We think there are some factors that will help cushion housing demand and prices:
Long-term, we're more positive on the outlook for housing. This has to do with our view that population growth should remain healthy, underpinning fundamental demand for housing. Note that the federal government is targeting 432k new permanent residents in Canada this year. Much of this quota is being filled by persons who are likely already in the country and are transitioning from non-permanent to permanent resident status. Data from Immigration, Refugees and Citizenship Canada indicates that in a typical year, these transitions account for about 25% of new permanent residents, although this figure is closer to 50% in 2022. However, if you net these people out, immigration this year is on track to match 2017's solid level, which was during Canada's most recent population boom.
Their targets for 2023 and 2024 are even more ambitious compared to 2022, as they are targeting some 450k new permanent residents in Canada in both years. Historically, the government has seen mixed results on this front, with the number of new permanent residents falling below target in some years and exceeding it in others.
After next year, we estimate that to just keep up with population growth (and other drivers of fundamental demand), Canada will require about 215-220k new units each year through 2028, which is somewhat above the country's pre-pandemic run-rate for starts. However, this is only part of the story.
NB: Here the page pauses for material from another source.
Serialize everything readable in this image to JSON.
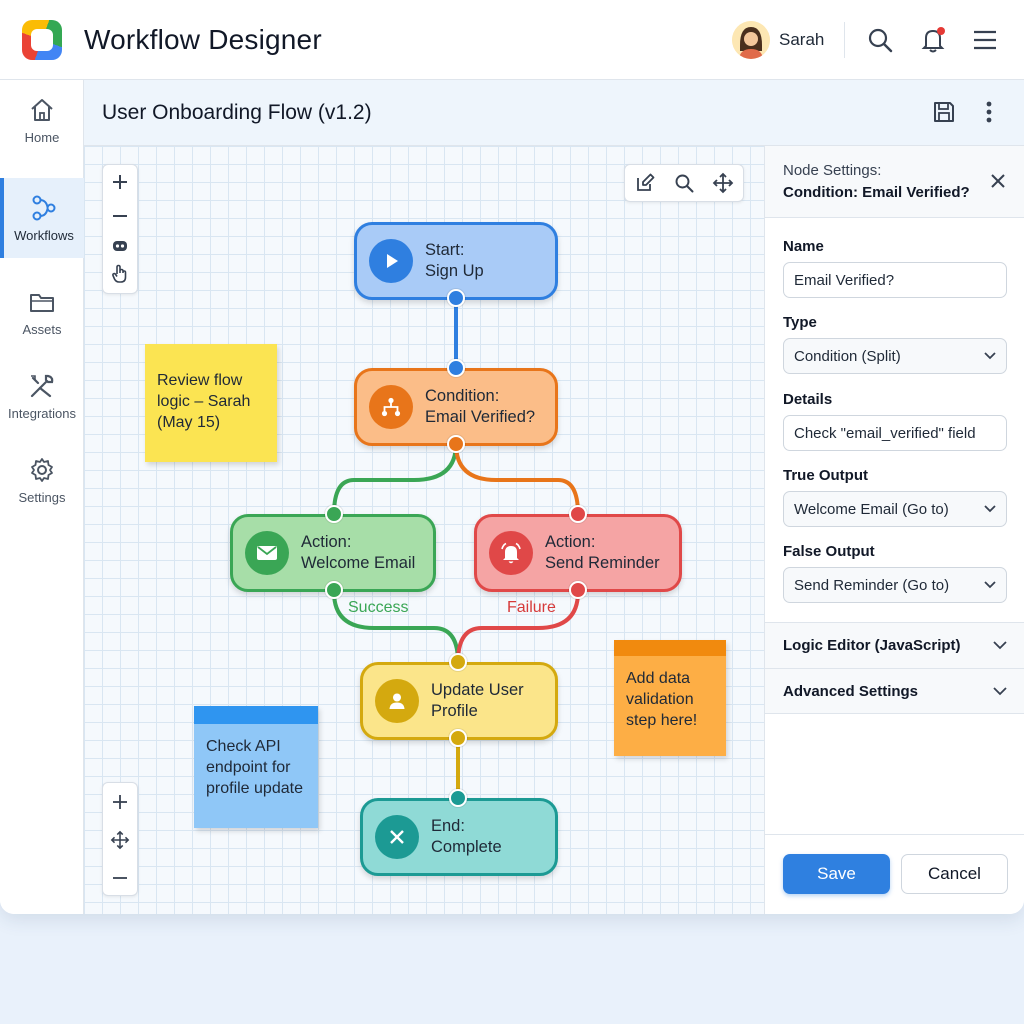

With interest rates rising and home prices likely to only partially retrace pandemic-era gains, affordability should remain strained over the next several years. So, the recovery stage of the cycle is likely to reflect a slower price growth trend than the past decade, where Canadian average home prices rose at annual average pace of 7%.
Our forecast anticipates that the housing downturn will shave from 1 – 1.5 ppts from GDP from 2022Q2 – 2023Q1 as residential investment declines and consumer spending is hit by falling home prices. This is a milder hit to growth than what took place during the Global Financial Crisis and the late-80s housing downturn. At the same time, it's more in line with what took place during the mid-90s and is more severe than the policy-induced decline in activity observed from 2017-2019. It also isn't enough, in our baseline forecast, to cause a contraction in overall GDP.
Regionally, the impacts of the housing downturn are likely going to be felt more in B.C. and Ontario. Housing should retrench the most in these two markets and their overall economies have historically been more sensitive to spillovers from housing (Chart 9). On the opposite end, there should be less spillover in Saskatchewan, Manitoba and the Atlantic Region as housing should hold up better, and the historical linkages between housing and the rest of the economy aren't as pronounced.